L’uscita della Bundesbank farebbe crollare l’euro

A Francoforte quindi avrebbero approntato un piano per sopperire alla mancata partecipazione della Bundesbank al QE, imponendo alle altre banche centrali dell’eurozona di acquistare i titoli tedeschi.

Il principio alla base dell’acquisto dei titoli del debito pubblico dei Paesi dell’euro è stato quello dell’acquisto per quota parte. I titoli sono stati acquistati dalla Bce in base alle quote detenute dalle singole banche centrali che partecipano all’azionariato dell’istituto di Francoforte.




La Bundesbank, la banca centrale tedesca, è il primo azionista della Bce, e la Bce quindi ha comprato in proporzione maggiori i titoli del debito pubblico tedeschi, ovvero i bund.

Se la Germania esce da questo schema, è praticamente impossibile che il programma di acquisto dei titoli del debito dei Paesi dell’eurozona possa andare avanti.

I bund tedeschi servono da riferimento per tutti gli altri. Il famigerato spread si basa sul differenziale di rendimento tra i titoli tedeschi e tutti gli altri dell’eurozona.

Se si tolgono questi, è impensabile che il programma possa andare avanti perchè verrebbe meno il parametro di riferimento principale al quale fanno riferimento tutti gli altri titoli di Stato dei Paesi appartenenti alla moneta unica.

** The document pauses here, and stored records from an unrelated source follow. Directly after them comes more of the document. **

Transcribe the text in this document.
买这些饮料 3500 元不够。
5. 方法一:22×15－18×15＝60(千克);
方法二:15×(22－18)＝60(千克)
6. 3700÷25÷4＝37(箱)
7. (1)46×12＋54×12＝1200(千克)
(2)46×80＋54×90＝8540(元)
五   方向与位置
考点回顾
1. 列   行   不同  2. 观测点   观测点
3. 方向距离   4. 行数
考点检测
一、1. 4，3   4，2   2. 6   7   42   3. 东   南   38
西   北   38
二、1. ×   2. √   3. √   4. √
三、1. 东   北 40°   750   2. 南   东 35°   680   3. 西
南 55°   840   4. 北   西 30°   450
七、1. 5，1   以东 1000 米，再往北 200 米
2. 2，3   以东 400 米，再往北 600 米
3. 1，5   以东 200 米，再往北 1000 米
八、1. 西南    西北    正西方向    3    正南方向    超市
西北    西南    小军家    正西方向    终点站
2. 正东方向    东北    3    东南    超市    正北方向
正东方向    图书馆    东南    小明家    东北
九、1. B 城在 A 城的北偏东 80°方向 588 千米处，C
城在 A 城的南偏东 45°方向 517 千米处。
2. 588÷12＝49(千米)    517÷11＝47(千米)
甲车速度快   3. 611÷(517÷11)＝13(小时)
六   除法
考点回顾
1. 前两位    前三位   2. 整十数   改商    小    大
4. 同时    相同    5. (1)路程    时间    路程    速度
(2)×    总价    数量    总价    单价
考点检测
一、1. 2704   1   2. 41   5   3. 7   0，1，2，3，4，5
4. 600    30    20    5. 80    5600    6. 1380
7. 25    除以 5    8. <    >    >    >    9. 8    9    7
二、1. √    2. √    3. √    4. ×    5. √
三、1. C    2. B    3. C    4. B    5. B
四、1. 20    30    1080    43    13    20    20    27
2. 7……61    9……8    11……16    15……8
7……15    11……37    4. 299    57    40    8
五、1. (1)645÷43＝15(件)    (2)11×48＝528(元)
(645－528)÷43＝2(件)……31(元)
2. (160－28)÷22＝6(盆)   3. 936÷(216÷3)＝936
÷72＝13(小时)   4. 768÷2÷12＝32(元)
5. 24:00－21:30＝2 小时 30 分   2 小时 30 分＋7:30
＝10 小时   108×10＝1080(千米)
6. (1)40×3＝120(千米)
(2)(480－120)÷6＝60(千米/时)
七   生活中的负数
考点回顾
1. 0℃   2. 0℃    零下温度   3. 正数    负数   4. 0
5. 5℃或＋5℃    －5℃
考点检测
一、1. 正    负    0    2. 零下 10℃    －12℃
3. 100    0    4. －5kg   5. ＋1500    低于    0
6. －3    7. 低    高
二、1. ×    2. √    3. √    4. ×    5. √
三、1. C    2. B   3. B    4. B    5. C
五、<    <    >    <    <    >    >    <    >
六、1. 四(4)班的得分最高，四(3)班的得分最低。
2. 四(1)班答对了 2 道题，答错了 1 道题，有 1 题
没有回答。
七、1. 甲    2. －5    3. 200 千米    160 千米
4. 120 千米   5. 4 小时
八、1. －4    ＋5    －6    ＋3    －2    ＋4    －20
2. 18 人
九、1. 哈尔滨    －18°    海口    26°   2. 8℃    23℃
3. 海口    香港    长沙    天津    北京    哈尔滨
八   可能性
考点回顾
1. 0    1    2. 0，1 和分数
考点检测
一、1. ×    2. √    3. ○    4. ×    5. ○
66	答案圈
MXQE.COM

L’intera struttura crollerebbe su sè stessa perchè verrebbe meno la partecipazione del suo pilastro principale.

Senza la Germania, questa già pericolante struttura non può semplicemente sussistere.

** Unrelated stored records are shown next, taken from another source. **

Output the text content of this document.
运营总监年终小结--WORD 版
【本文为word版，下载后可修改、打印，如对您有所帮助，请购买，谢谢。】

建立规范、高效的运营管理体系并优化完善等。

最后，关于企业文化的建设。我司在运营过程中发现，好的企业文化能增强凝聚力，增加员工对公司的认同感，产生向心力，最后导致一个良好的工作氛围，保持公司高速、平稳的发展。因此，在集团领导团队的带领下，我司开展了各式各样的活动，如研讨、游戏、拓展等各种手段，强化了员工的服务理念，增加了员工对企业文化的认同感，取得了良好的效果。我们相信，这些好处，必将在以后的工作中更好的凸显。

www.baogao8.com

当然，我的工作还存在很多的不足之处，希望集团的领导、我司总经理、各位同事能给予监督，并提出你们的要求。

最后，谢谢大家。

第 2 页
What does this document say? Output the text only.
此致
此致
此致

La Bce quindi sarebbe già pronta a denunciare la Germania davanti alla Corte di Giustizia UE per poterla eventualmente costringere di nuovo a rientrare nel programma.

Ed è una possibilità quanto mai concreta. La stessa Ursula von Der Leyen, rispondendo ad una lettera dell’eurodeputato Sven Giegold, aveva fatto capire che si stava considerando apertamente questa ipotesi.

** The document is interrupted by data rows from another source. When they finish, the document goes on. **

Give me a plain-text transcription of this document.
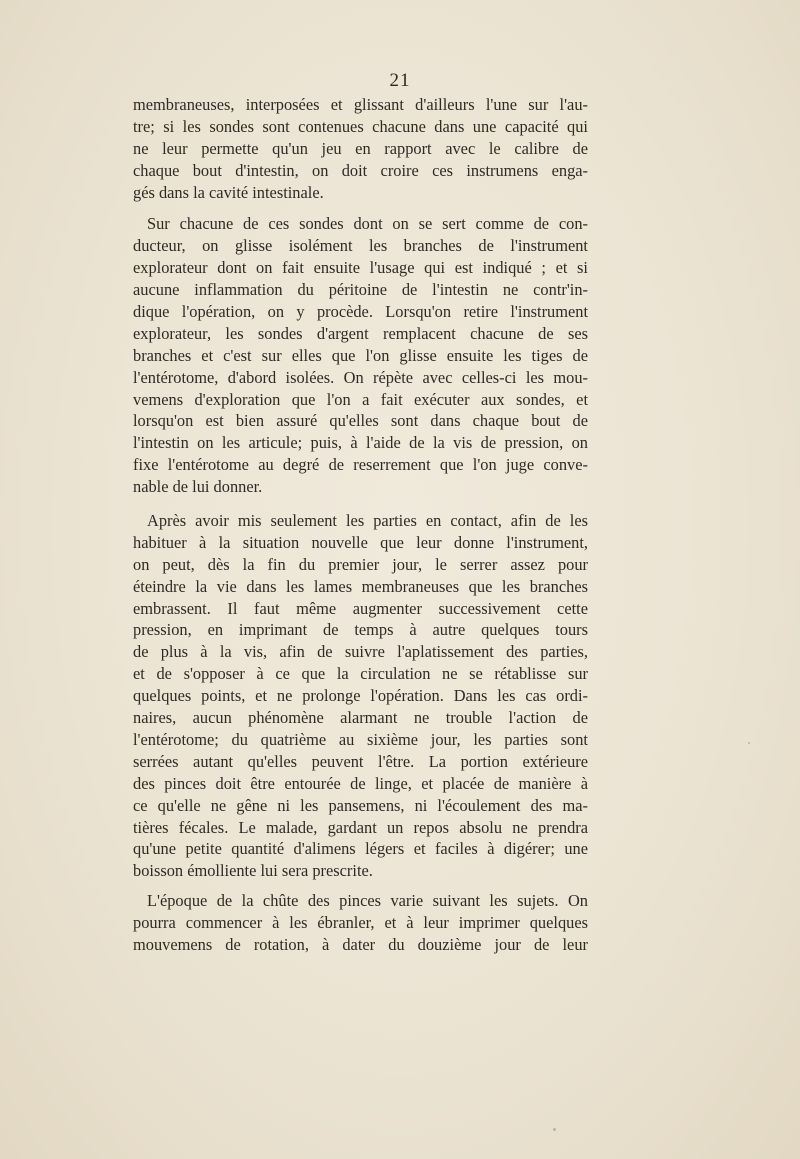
21

membraneuses, interposées et glissant d'ailleurs l'une sur l'au-
tre; si les sondes sont contenues chacune dans une capacité qui
ne leur permette qu'un jeu en rapport avec le calibre de
chaque bout d'intestin, on doit croire ces instrumens enga-
gés dans la cavité intestinale.

Sur chacune de ces sondes dont on se sert comme de con-
ducteur, on glisse isolément les branches de l'instrument
explorateur dont on fait ensuite l'usage qui est indiqué ; et si
aucune inflammation du péritoine de l'intestin ne contr'in-
dique l'opération, on y procède. Lorsqu'on retire l'instrument
explorateur, les sondes d'argent remplacent chacune de ses
branches et c'est sur elles que l'on glisse ensuite les tiges de
l'entérotome, d'abord isolées. On répète avec celles-ci les mou-
vemens d'exploration que l'on a fait exécuter aux sondes, et
lorsqu'on est bien assuré qu'elles sont dans chaque bout de
l'intestin on les articule; puis, à l'aide de la vis de pression, on
fixe l'entérotome au degré de reserrement que l'on juge conve-
nable de lui donner.

Après avoir mis seulement les parties en contact, afin de les
habituer à la situation nouvelle que leur donne l'instrument,
on peut, dès la fin du premier jour, le serrer assez pour
éteindre la vie dans les lames membraneuses que les branches
embrassent. Il faut même augmenter successivement cette
pression, en imprimant de temps à autre quelques tours
de plus à la vis, afin de suivre l'aplatissement des parties,
et de s'opposer à ce que la circulation ne se rétablisse sur
quelques points, et ne prolonge l'opération. Dans les cas ordi-
naires, aucun phénomène alarmant ne trouble l'action de
l'entérotome; du quatrième au sixième jour, les parties sont
serrées autant qu'elles peuvent l'être. La portion extérieure
des pinces doit être entourée de linge, et placée de manière à
ce qu'elle ne gêne ni les pansemens, ni l'écoulement des ma-
tières fécales. Le malade, gardant un repos absolu ne prendra
qu'une petite quantité d'alimens légers et faciles à digérer; une
boisson émolliente lui sera prescrite.

L'époque de la chûte des pinces varie suivant les sujets. On
pourra commencer à les ébranler, et à leur imprimer quelques
mouvemens de rotation, à dater du douzième jour de leur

Anche la Commissione europea sarebbe pronta a portare Berlino davanti ai giudici comunitari per la sentenza della corte costituzionale tedesca.

La Germania non ha più interesse a tenere in vita l’euro

A questo punto, è del tutto evidente che l’idillio tra l’UE e la Germania sembra giunto al termine.

Lo scontro va avanti da tempo e si basa tutto su un semplice assunto. Le élite mercantiliste tedesche che hanno voluto l’euro non sono disposte a riformare la moneta unica e a trasferire gli enormi avanzi commerciali accumulati in questi anni al Sud Europa.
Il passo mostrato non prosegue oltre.